Priscilla Feral, president of Friends of Animals, which helped organize the protest, called the culling of residential geese in the hope of improving flight safety a "mean-spirited, inane idea." She pointed to a study by Smithsonian scientists that concluded the geese that hit Flight 1549 were migratory.

"We recognize that there can be people who don't agree with it," USDA spokeswoman Carol Bannerman said. "It would be nice if there were somewhere to take the geese to . . . but in New Jersey, especially, there's not a place to put them."

The USDA doubled the geese it removed in the state from 1,000 in 2006 to 2,000 in 2008, Bannerman said. This year, 20 locations in nine counties, including Burlington, Mercer, and Salem, have requested geese removal.

Officials choose this time of year because geese are molting, or shedding their feathers, and cannot fly.

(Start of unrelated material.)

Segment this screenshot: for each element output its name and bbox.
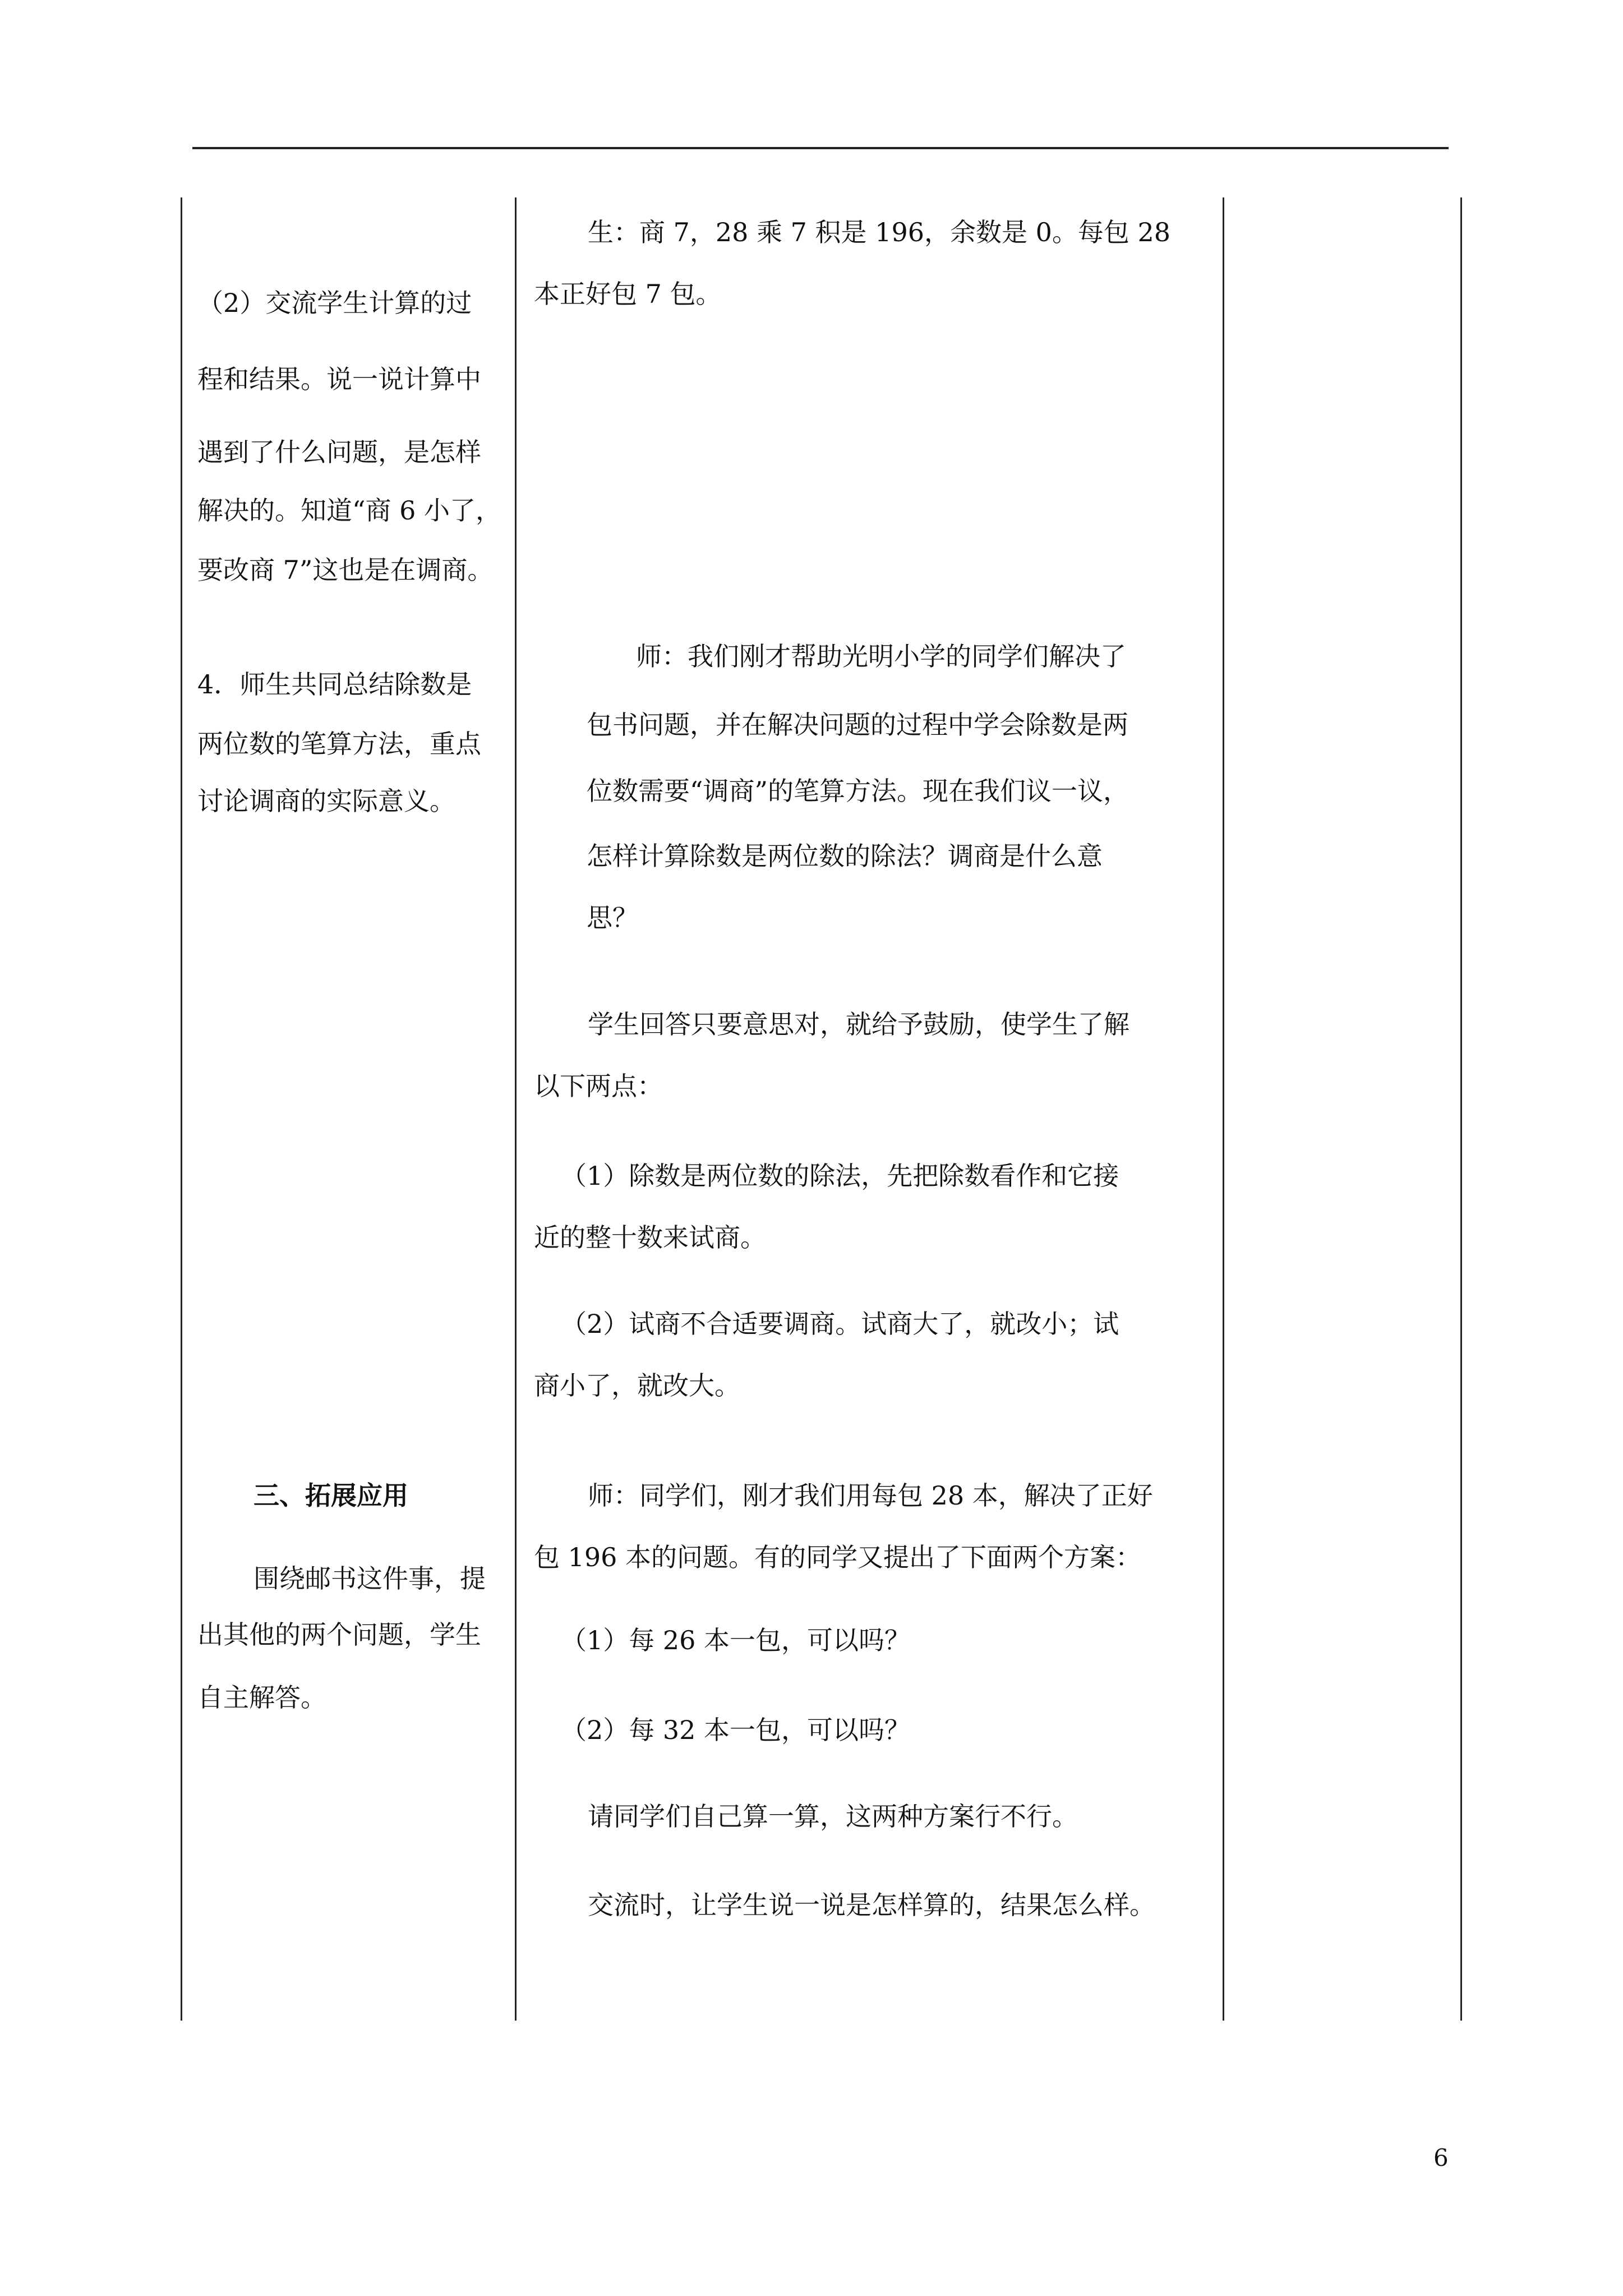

A primary alternative touted by Feld is pouring corn oil on goose eggs, which prevents them from hatching. This process, he argues, is more effective at stopping the population problem at the source and can discourage the goose who laid the egg from returning.

Bannerman said Wildlife Services had treated 2,000 eggs in more than 300 nests in New Jersey. She said that despite this and other tactics, such as discouraging residents from feeding the geese, it was difficult to make them leave the area, citing research that showed geese moved an average of only 21/2 miles in two years.

Feld countered that if more emphasis had been placed on non-lethal methods, the geese would have been gone by now.

"Because they're not doing appropriate management practices, they've got a program where the only answer is killing them," he said. "It gives people a false sense of security and gives them justification for something they wouldn't have to do in the first place."

Though the U.S. Fish and Wildlife Service released a report in 2002 that set a goal of cutting New Jersey's population of 80,000 Canada geese in half, Bannerman said the USDA's job was not to reach that quota but simply to respond to requests from municipalities and landowners.

For this reason, Tori Perry, a senior cruelty caseworker with People for the Ethical Treatment of Animals, said the group had focused on those requesting the geese removal instead of the government. When a PETA member hears about a removal request, the organization calls the landowner to suggest other methods.

"Most people want to be kind, want to be compassionate," Perry said. "They just need to be educated."